It does not seem to flow as smoothly, a few of the lines coming across as stiff, but that could always be blamed on the delivery by the actors. We also get treated to another gorgeous guy in a wet shirt when Edward is out in the rain splitting logs, which Andrew Davies did before with Colin Firth and a pond in Pride and Prejudice.
Something else that really appeals to me about this version is that you get to see Beth, the young girl whom Willoughby had seduced before he met Marianne. I’ve always been curious about her. The girl who was a character in the book, but without ever being present, she was someone who was mentioned in passing, the girl that Marianne could have become. Beth was Jane Austen’s cautionary tale, a warning to the foolish against falling in love with a charming rake. It was nice to watch her step out of the shadows and be given a convincing face and voice.

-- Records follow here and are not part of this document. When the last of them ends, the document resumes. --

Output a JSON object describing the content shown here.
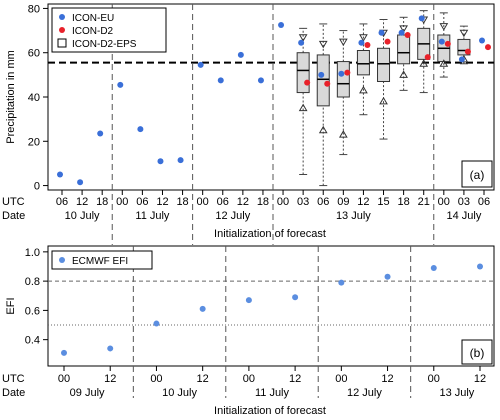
{
  "chart_data": [
    {
      "type": "scatter",
      "panel_label": "(a)",
      "ylabel": "Precipitation in mm",
      "xlabel": "Initialization of forecast",
      "ylim": [
        -2,
        82
      ],
      "yticks": [
        0,
        20,
        40,
        60,
        80
      ],
      "hline": 55.5,
      "row_labels": [
        "UTC",
        "Date"
      ],
      "slots": [
        "06",
        "12",
        "18",
        "00",
        "06",
        "12",
        "18",
        "00",
        "06",
        "12",
        "18",
        "00",
        "03",
        "06",
        "09",
        "12",
        "15",
        "18",
        "21",
        "00",
        "03",
        "06"
      ],
      "date_groups": [
        {
          "label": "10 July",
          "from": 0,
          "to": 2
        },
        {
          "label": "11 July",
          "from": 3,
          "to": 6
        },
        {
          "label": "12 July",
          "from": 7,
          "to": 10
        },
        {
          "label": "13 July",
          "from": 11,
          "to": 18
        },
        {
          "label": "14 July",
          "from": 19,
          "to": 21
        }
      ],
      "legend": [
        {
          "label": "ICON-EU",
          "marker": "dot",
          "color": "#3a6fd8"
        },
        {
          "label": "ICON-D2",
          "marker": "dot",
          "color": "#e8212a"
        },
        {
          "label": "ICON-D2-EPS",
          "marker": "box",
          "color": "#d9d9d9"
        }
      ],
      "series": [
        {
          "name": "ICON-EU",
          "color": "#3a6fd8",
          "points": [
            [
              0,
              5
            ],
            [
              1,
              1.5
            ],
            [
              2,
              23.5
            ],
            [
              3,
              45.5
            ],
            [
              4,
              25.5
            ],
            [
              5,
              11
            ],
            [
              6,
              11.5
            ],
            [
              7,
              54.5
            ],
            [
              8,
              47.5
            ],
            [
              9,
              59
            ],
            [
              10,
              47.5
            ],
            [
              11,
              72.5
            ],
            [
              12,
              64.5
            ],
            [
              13,
              50
            ],
            [
              14,
              50.5
            ],
            [
              15,
              64.5
            ],
            [
              16,
              69
            ],
            [
              17,
              69
            ],
            [
              18,
              75.5
            ],
            [
              19,
              65
            ],
            [
              20,
              57
            ],
            [
              21,
              65.5
            ]
          ]
        },
        {
          "name": "ICON-D2",
          "color": "#e8212a",
          "points": [
            [
              12,
              46.5
            ],
            [
              13,
              46
            ],
            [
              14,
              51
            ],
            [
              15,
              63.5
            ],
            [
              16,
              65
            ],
            [
              17,
              68
            ],
            [
              18,
              58
            ],
            [
              19,
              64
            ],
            [
              20,
              60.5
            ],
            [
              21,
              62.5
            ]
          ]
        }
      ],
      "boxes": [
        {
          "slot": 12,
          "min": 5,
          "q1": 42,
          "median": 52,
          "q3": 60,
          "max": 71,
          "low": 35,
          "high": 67
        },
        {
          "slot": 13,
          "min": 0,
          "q1": 36,
          "median": 48,
          "q3": 59,
          "max": 73,
          "low": 25,
          "high": 64
        },
        {
          "slot": 14,
          "min": 14,
          "q1": 40,
          "median": 46,
          "q3": 56,
          "max": 70,
          "low": 23,
          "high": 65
        },
        {
          "slot": 15,
          "min": 32,
          "q1": 50,
          "median": 55,
          "q3": 61,
          "max": 73,
          "low": 43,
          "high": 67
        },
        {
          "slot": 16,
          "min": 21,
          "q1": 47,
          "median": 55,
          "q3": 62,
          "max": 75,
          "low": 38,
          "high": 69
        },
        {
          "slot": 17,
          "min": 43,
          "q1": 55,
          "median": 60,
          "q3": 68,
          "max": 76,
          "low": 50,
          "high": 71
        },
        {
          "slot": 18,
          "min": 42,
          "q1": 57,
          "median": 64,
          "q3": 71,
          "max": 79,
          "low": 55,
          "high": 75
        },
        {
          "slot": 19,
          "min": 49,
          "q1": 56,
          "median": 62,
          "q3": 68,
          "max": 78,
          "low": 55,
          "high": 72
        },
        {
          "slot": 20,
          "min": 55,
          "q1": 59,
          "median": 61,
          "q3": 66,
          "max": 72,
          "low": 57,
          "high": 69
        }
      ]
    },
    {
      "type": "scatter",
      "panel_label": "(b)",
      "ylabel": "EFI",
      "xlabel": "Initialization of forecast",
      "ylim": [
        0.22,
        1.04
      ],
      "yticks": [
        0.4,
        0.6,
        0.8,
        1.0
      ],
      "yticklabels": [
        "0.4",
        "0.6",
        "0.8",
        "1.0"
      ],
      "hlines": [
        {
          "y": 0.8,
          "style": "dashed"
        },
        {
          "y": 0.5,
          "style": "dotted"
        }
      ],
      "row_labels": [
        "UTC",
        "Date"
      ],
      "slots": [
        "00",
        "12",
        "00",
        "12",
        "00",
        "12",
        "00",
        "12",
        "00",
        "12"
      ],
      "date_groups": [
        {
          "label": "09 July",
          "from": 0,
          "to": 1
        },
        {
          "label": "10 July",
          "from": 2,
          "to": 3
        },
        {
          "label": "11 July",
          "from": 4,
          "to": 5
        },
        {
          "label": "12 July",
          "from": 6,
          "to": 7
        },
        {
          "label": "13 July",
          "from": 8,
          "to": 9
        }
      ],
      "legend": [
        {
          "label": "ECMWF EFI",
          "marker": "dot",
          "color": "#5b8ee0"
        }
      ],
      "series": [
        {
          "name": "ECMWF EFI",
          "color": "#5b8ee0",
          "points": [
            [
              0,
              0.31
            ],
            [
              1,
              0.34
            ],
            [
              2,
              0.51
            ],
            [
              3,
              0.61
            ],
            [
              4,
              0.67
            ],
            [
              5,
              0.69
            ],
            [
              6,
              0.79
            ],
            [
              7,
              0.83
            ],
            [
              8,
              0.89
            ],
            [
              9,
              0.9
            ]
          ]
        }
      ]
    }
  ]
}
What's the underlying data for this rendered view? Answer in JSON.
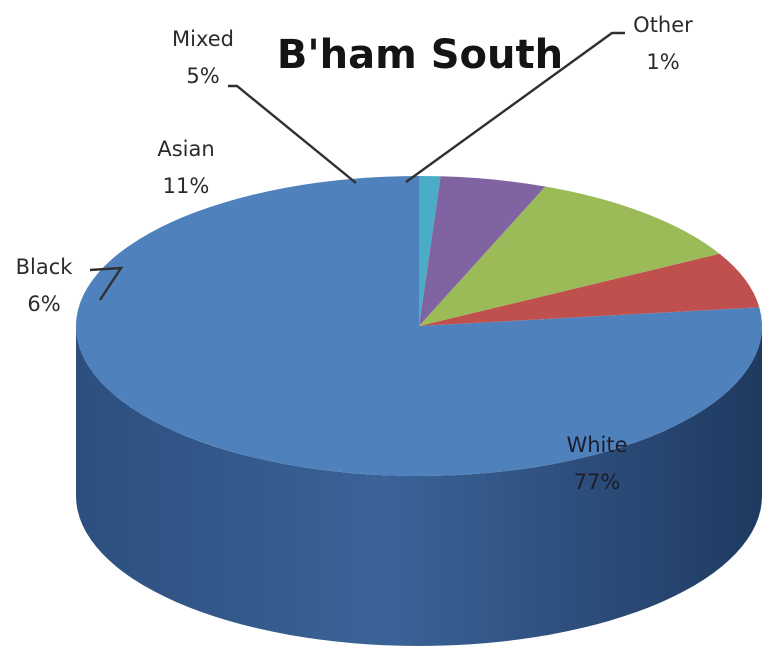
{
  "chart_data": {
    "type": "pie",
    "title": "B'ham South",
    "categories": [
      "White",
      "Black",
      "Asian",
      "Mixed",
      "Other"
    ],
    "values": [
      77,
      6,
      11,
      5,
      1
    ],
    "value_labels": [
      "77%",
      "6%",
      "11%",
      "5%",
      "1%"
    ],
    "colors": [
      "#4f81bd",
      "#c0504d",
      "#9bbb59",
      "#8064a2",
      "#4bacc6"
    ],
    "style": "3d",
    "legend": "none"
  }
}
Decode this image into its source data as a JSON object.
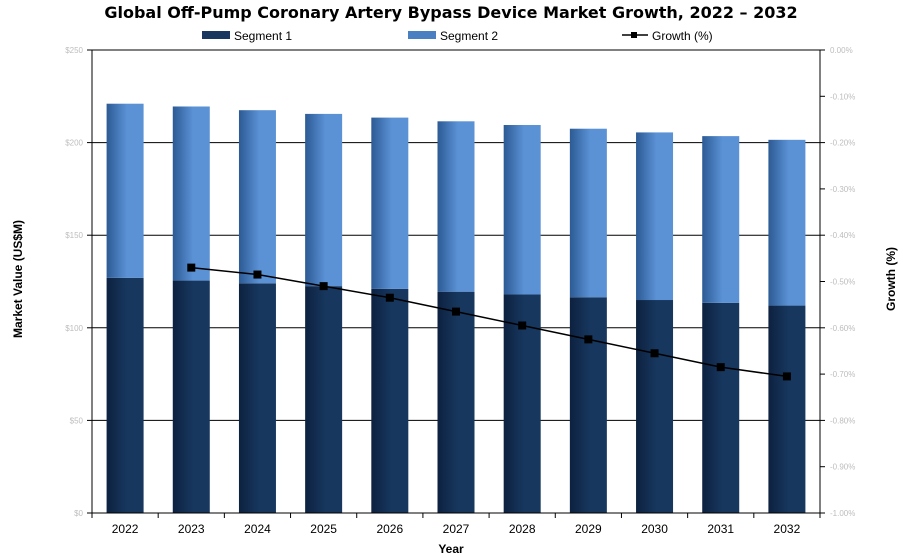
{
  "chart_data": {
    "type": "bar",
    "stacked": true,
    "title": "Global Off-Pump Coronary Artery Bypass Device Market Growth, 2022 – 2032",
    "xlabel": "Year",
    "ylabel": "Market Value (US$M)",
    "y2label": "Growth (%)",
    "categories": [
      "2022",
      "2023",
      "2024",
      "2025",
      "2026",
      "2027",
      "2028",
      "2029",
      "2030",
      "2031",
      "2032"
    ],
    "ylim": [
      0,
      250
    ],
    "yticks": [
      0,
      50,
      100,
      150,
      200,
      250
    ],
    "ytick_labels": [
      "$0",
      "$50",
      "$100",
      "$150",
      "$200",
      "$250"
    ],
    "y2lim": [
      -1.0,
      0.0
    ],
    "y2ticks": [
      0.0,
      -0.1,
      -0.2,
      -0.3,
      -0.4,
      -0.5,
      -0.6,
      -0.7,
      -0.8,
      -0.9,
      -1.0
    ],
    "y2tick_labels": [
      "0.00%",
      "-0.10%",
      "-0.20%",
      "-0.30%",
      "-0.40%",
      "-0.50%",
      "-0.60%",
      "-0.70%",
      "-0.80%",
      "-0.90%",
      "-1.00%"
    ],
    "grid": true,
    "legend_position": "top",
    "series": [
      {
        "name": "Segment 1",
        "kind": "bar",
        "axis": "left",
        "color": "#17375e",
        "values": [
          127,
          125.5,
          124,
          122.5,
          121,
          119.5,
          118,
          116.5,
          115,
          113.5,
          112
        ]
      },
      {
        "name": "Segment 2",
        "kind": "bar",
        "axis": "left",
        "color": "#4a7fc1",
        "values": [
          94,
          94,
          93.5,
          93,
          92.5,
          92,
          91.5,
          91,
          90.5,
          90,
          89.5
        ]
      },
      {
        "name": "Growth (%)",
        "kind": "line",
        "axis": "right",
        "color": "#000000",
        "values": [
          null,
          -0.47,
          -0.485,
          -0.51,
          -0.535,
          -0.565,
          -0.595,
          -0.625,
          -0.655,
          -0.685,
          -0.705
        ]
      }
    ]
  }
}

There are also some very nice visual touches throughout this newest version. Elinor changing the drawing above the fireplace in the cottage from a watercolor of Norland Park to a smaller one of Barton Cottage is the perfect vision of happiness finally taking hold, of home being realized. The settings are lovely and play a huge part in the story. The score is wonderful, the music becoming perfect punctuation for many of the scenes.
While not my favorite version of Sense and Sensibility, this newest BBC production is worth watching and enjoying again and again. It certainly has inspired me to pick up the book once more.